# Bass - Drop Bb Tuning - What Gauge?



## Sweetbabyjezuz (Aug 21, 2011)

Okay so I play guitar in my band, we tune to Drop Bb (Bb F Bb Eb G C) on Carvin I use 12 gauge electric strings and it's perfect.

Now our new bass player had me try and set up her bass for her because she doesn't know how. I put the highest gauge strings we had in the store (50-110) and tried to tune/intonate it but they weren't enough. The F, Bb, and Eb string felt "okay" but the the lowest Bb was way too wobbly. It works for practice in the time being but I want to figure out what would be best for her for later.

She plays a 4-string Cort Curbow (27 frets). 

It should be noted I also tried to put on a single Elixer .135 string we had, but the string itself could not fit through the bridge of the bass. So I know it has to be between 115 and 135, so what do you think would be the best bet?


----------



## MF_Kitten (Aug 21, 2011)

You need to modify it to fit the thick strings. .135 is pretty awesome for that tuning.


----------



## knuckle_head (Aug 21, 2011)

Don't be afraid to enlarge that hole - go bigger. You can have a hole as large as .2 and still have the ball end captured securely. Using a reamer or drill bit that is *3/16"* is all you need.

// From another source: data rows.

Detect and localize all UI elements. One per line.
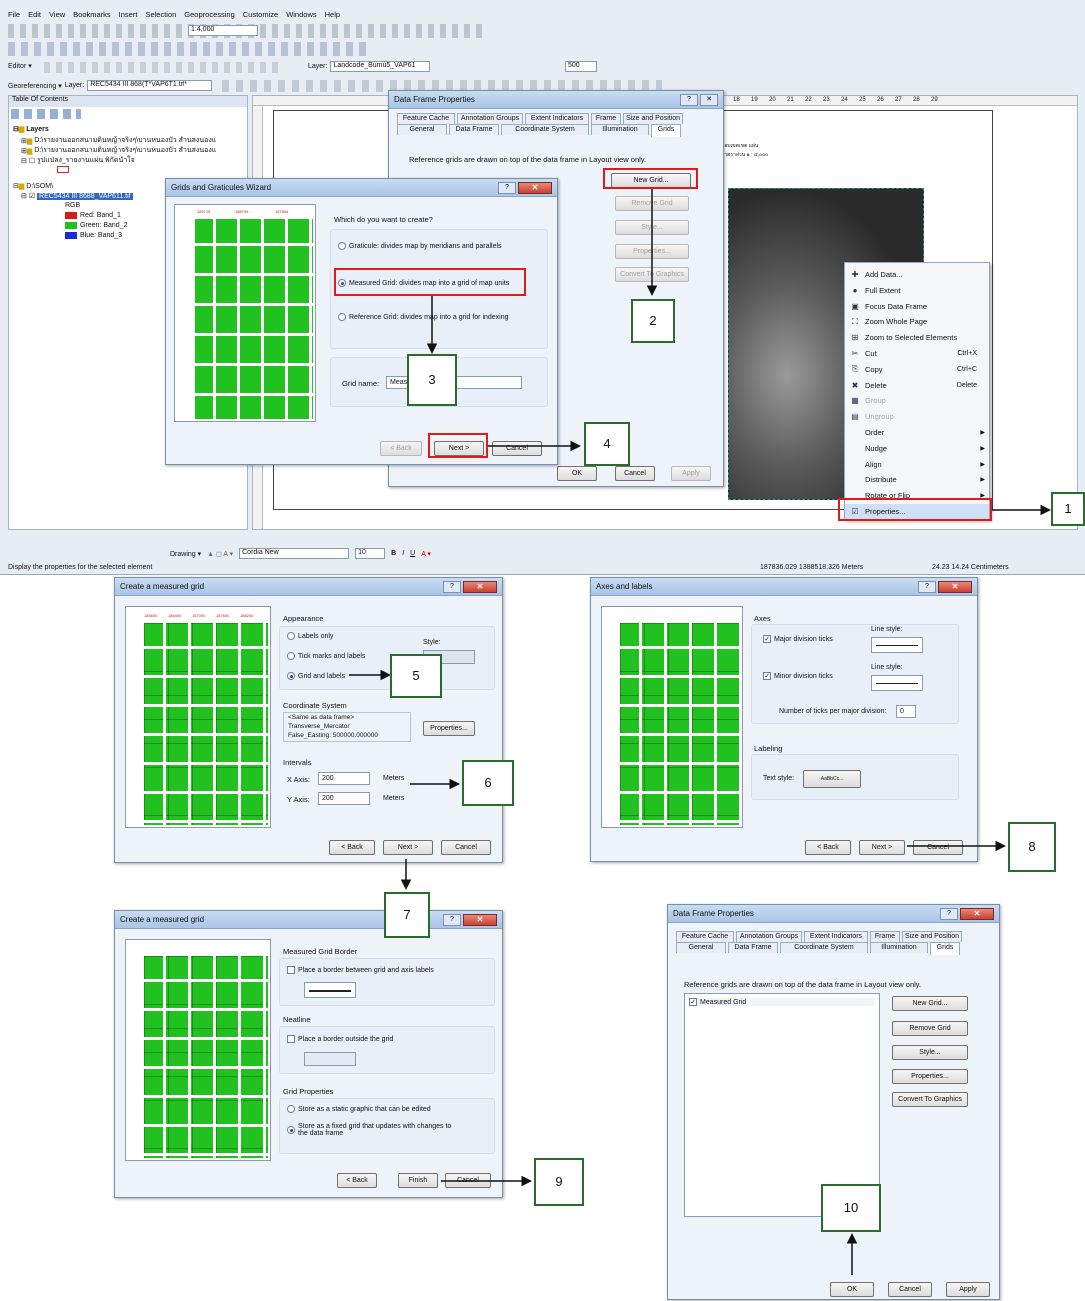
step-5: 5 [390, 654, 442, 698]
step-9: 9 [534, 1158, 584, 1206]
step-3: 3 [407, 354, 457, 406]
step-10: 10 [821, 1184, 881, 1232]
step-6: 6 [462, 760, 514, 806]
step-1: 1 [1051, 492, 1085, 526]
annotation-arrows [349, 189, 1051, 1275]
step-4: 4 [584, 422, 630, 466]
step-2: 2 [631, 299, 675, 343]
step-8: 8 [1008, 822, 1056, 872]
step-7: 7 [384, 892, 430, 938]
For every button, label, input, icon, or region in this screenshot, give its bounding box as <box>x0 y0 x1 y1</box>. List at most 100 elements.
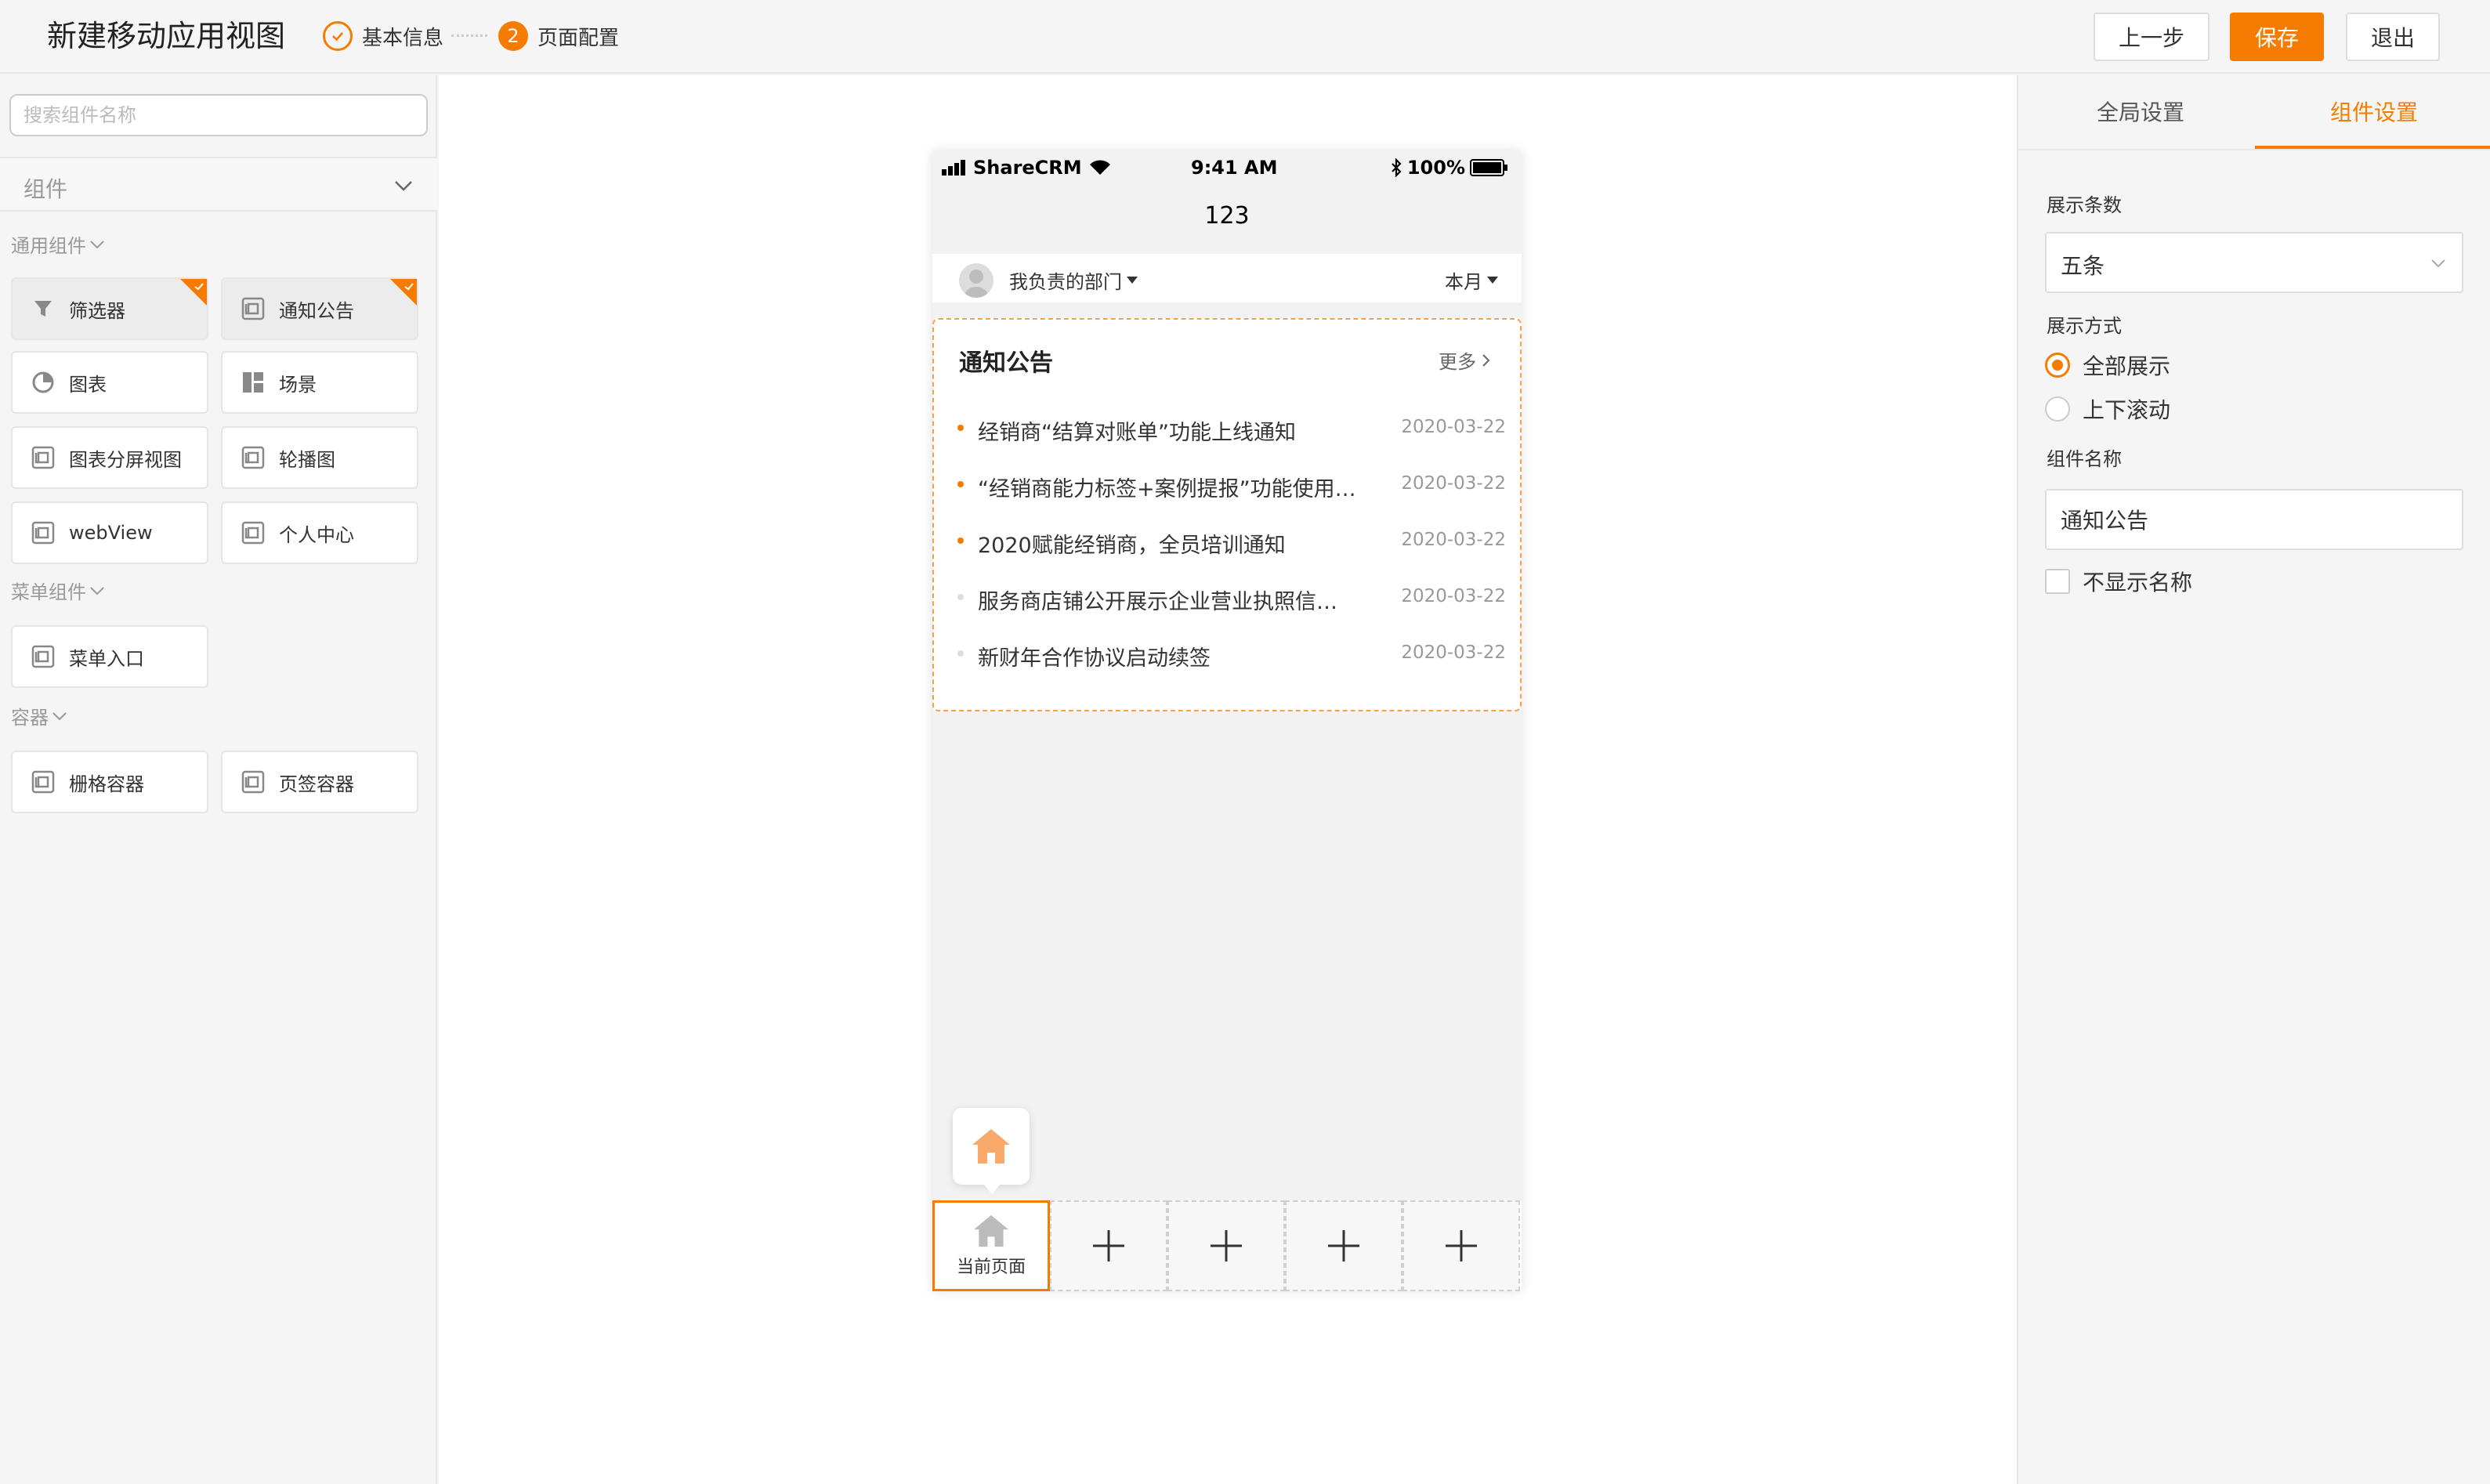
home-icon <box>972 1129 1010 1164</box>
filter-bar: 我负责的部门 本月 <box>932 254 1522 302</box>
department-filter[interactable]: 我负责的部门 <box>1009 266 1138 294</box>
add-tab-slot[interactable] <box>1167 1200 1285 1291</box>
caret-down-icon <box>1487 277 1498 284</box>
bullet-dot <box>957 481 964 487</box>
tab-component-settings[interactable]: 组件设置 <box>2330 96 2418 127</box>
month-filter-label: 本月 <box>1445 271 1482 293</box>
filter-icon <box>30 295 56 322</box>
more-label: 更多 <box>1439 351 1476 373</box>
battery-icon <box>1470 159 1507 176</box>
component-search-input[interactable] <box>9 94 428 136</box>
count-select[interactable]: 五条 <box>2045 232 2463 293</box>
settings-tabs: 全局设置 组件设置 <box>2018 75 2490 150</box>
group-title: 容器 <box>11 707 49 729</box>
notice-item-date: 2020-03-22 <box>1401 642 1506 663</box>
component-label: 页签容器 <box>279 773 354 795</box>
add-tab-slot[interactable] <box>1285 1200 1402 1291</box>
tab-bar: 当前页面 <box>932 1200 1522 1291</box>
tab-global-settings[interactable]: 全局设置 <box>2097 96 2184 127</box>
count-label: 展示条数 <box>2047 194 2122 216</box>
plus-icon <box>1211 1230 1242 1261</box>
notice-item[interactable]: 2020赋能经销商，全员培训通知 2020-03-22 <box>957 525 1506 558</box>
component-personal-center[interactable]: 个人中心 <box>221 501 418 564</box>
component-name-label: 组件名称 <box>2047 448 2122 470</box>
radio-unchecked <box>2045 396 2070 422</box>
tab-label: 当前页面 <box>956 1258 1026 1277</box>
component-label: 轮播图 <box>279 448 335 471</box>
component-chart-split-view[interactable]: 图表分屏视图 <box>11 426 208 489</box>
bullet-dot <box>957 594 964 600</box>
step-connector <box>451 34 487 37</box>
radio-scroll[interactable]: 上下滚动 <box>2045 393 2170 425</box>
chevron-down-icon <box>2431 259 2445 268</box>
wifi-icon <box>1089 160 1110 175</box>
notice-item-text: 经销商“结算对账单”功能上线通知 <box>978 421 1296 445</box>
component-filter[interactable]: 筛选器 <box>11 277 208 340</box>
component-menu-entry[interactable]: 菜单入口 <box>11 625 208 688</box>
component-label: 场景 <box>279 373 317 396</box>
group-container-toggle[interactable]: 容器 <box>11 702 69 729</box>
add-tab-slot[interactable] <box>1050 1200 1167 1291</box>
component-icon <box>240 295 266 322</box>
notice-item-text: 2020赋能经销商，全员培训通知 <box>978 534 1286 558</box>
component-label: 图表 <box>69 373 107 396</box>
component-scene[interactable]: 场景 <box>221 351 418 414</box>
display-mode-label: 展示方式 <box>2047 315 2122 337</box>
settings-panel: 全局设置 组件设置 展示条数 五条 展示方式 全部展示 上下滚动 组件名称 不显… <box>2017 75 2490 1484</box>
component-label: 筛选器 <box>69 299 125 322</box>
check-icon <box>194 283 204 291</box>
component-name-input[interactable] <box>2045 489 2463 550</box>
group-menu-toggle[interactable]: 菜单组件 <box>11 577 107 604</box>
component-label: 菜单入口 <box>69 647 144 670</box>
hide-name-checkbox-row[interactable]: 不显示名称 <box>2045 566 2192 597</box>
checkbox-label: 不显示名称 <box>2083 570 2193 595</box>
component-grid-container[interactable]: 栅格容器 <box>11 751 208 813</box>
component-webview[interactable]: webView <box>11 501 208 564</box>
group-title: 通用组件 <box>11 235 86 257</box>
hide-name-checkbox[interactable] <box>2045 569 2070 594</box>
dropdown-label: 组件 <box>24 176 68 202</box>
radio-checked <box>2045 353 2070 378</box>
exit-button[interactable]: 退出 <box>2346 13 2440 61</box>
home-icon-popover[interactable] <box>953 1108 1030 1194</box>
component-chart[interactable]: 图表 <box>11 351 208 414</box>
group-title: 菜单组件 <box>11 581 86 603</box>
component-icon <box>240 444 266 471</box>
save-button[interactable]: 保存 <box>2230 13 2324 61</box>
notice-component[interactable]: 通知公告 更多 经销商“结算对账单”功能上线通知 2020-03-22 “经销商… <box>932 318 1522 711</box>
notice-item[interactable]: “经销商能力标签+案例提报”功能使用… 2020-03-22 <box>957 469 1506 501</box>
chevron-right-icon <box>1482 353 1490 367</box>
tab-current-page[interactable]: 当前页面 <box>932 1200 1050 1291</box>
group-general-toggle[interactable]: 通用组件 <box>11 230 107 258</box>
step-basic-info[interactable]: 基本信息 <box>323 20 443 52</box>
month-filter[interactable]: 本月 <box>1445 266 1498 294</box>
battery-info: 100% <box>1390 157 1509 179</box>
component-carousel[interactable]: 轮播图 <box>221 426 418 489</box>
radio-show-all[interactable]: 全部展示 <box>2045 349 2170 381</box>
phone-page-title: 123 <box>1204 202 1250 230</box>
bluetooth-icon <box>1392 158 1402 177</box>
prev-step-button[interactable]: 上一步 <box>2094 13 2210 61</box>
radio-label: 上下滚动 <box>2083 397 2171 423</box>
component-icon <box>30 643 56 670</box>
notice-item[interactable]: 经销商“结算对账单”功能上线通知 2020-03-22 <box>957 412 1506 445</box>
add-tab-slot[interactable] <box>1402 1200 1520 1291</box>
component-type-dropdown[interactable]: 组件 <box>0 157 437 212</box>
component-icon <box>240 769 266 795</box>
page-title: 新建移动应用视图 <box>47 19 286 53</box>
notice-item[interactable]: 服务商店铺公开展示企业营业执照信… 2020-03-22 <box>957 581 1506 614</box>
notice-item-date: 2020-03-22 <box>1401 530 1506 550</box>
component-label: 通知公告 <box>279 299 354 322</box>
component-icon <box>30 769 56 795</box>
notice-item[interactable]: 新财年合作协议启动续签 2020-03-22 <box>957 638 1506 671</box>
component-tab-container[interactable]: 页签容器 <box>221 751 418 813</box>
notice-more-link[interactable]: 更多 <box>1439 346 1492 374</box>
component-panel: 组件 通用组件 筛选器 通知公告 <box>0 75 437 1484</box>
radio-label: 全部展示 <box>2083 353 2171 379</box>
status-bar: ShareCRM 9:41 AM 100% <box>932 150 1522 185</box>
plus-icon <box>1328 1230 1359 1261</box>
signal-icon <box>942 160 965 176</box>
component-notice[interactable]: 通知公告 <box>221 277 418 340</box>
chevron-down-icon <box>52 711 67 720</box>
step-page-config[interactable]: 2 页面配置 <box>498 20 619 52</box>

Bb is well served by a .142 or .150. 

Put a set together that is something like;

.150 .102 .076 .057 (.041)
or 
.142 .094 .070 .053 (.037)

If you can't or won't go any bigger than the .135 consider a set that is close to;

.136 .090 .067 .049 (.035)


----------



## ixlramp (Aug 21, 2011)

I have a Cort Curbow 4 fretless, a tapered Bb string will fit through the top-load slot. Was the Elixer non-tapered?
For a drop tuning you need a special set with the lowest string increased in gauge to compensate.
Circle K Strings sell 'drop tune' sets designed to have strings at equal tension in a drop tuning: vStandard Drop-tuned 4 Strings
I recommend at least the 130 set (extra light). 136, 142 are light.
Alternatively you could build a custom set of singles from another brand with similar gauges to the Circle Ks.


----------



## ixlramp (Aug 21, 2011)

Another method, for emergencies, is to use a 5 string set and discard the E string. For example 130 85 65 45, this creates an extra light and fairly even-tension set for drop Bb. Perhaps 135 90 70 50 would be better having a light tension.


----------



## MassNecrophagia (Aug 22, 2011)

Trust knuckle, he knows what he's talking about.


----------



## Sweetbabyjezuz (Aug 24, 2011)

Hmmm okay i'll try that.

Nah it wasn't tapered which was the problem 99.9% of the .135 string fit but the last inch before the ball end that is wrapped thicker than the rest of the string was the portion that wouldn't go through.

I've always just been super careful about doing any sort of permanent modifications like that, especially because technically it's not my bass and would suck if I fucked her bass up.


----------



## ixlramp (Aug 24, 2011)

deleted post


----------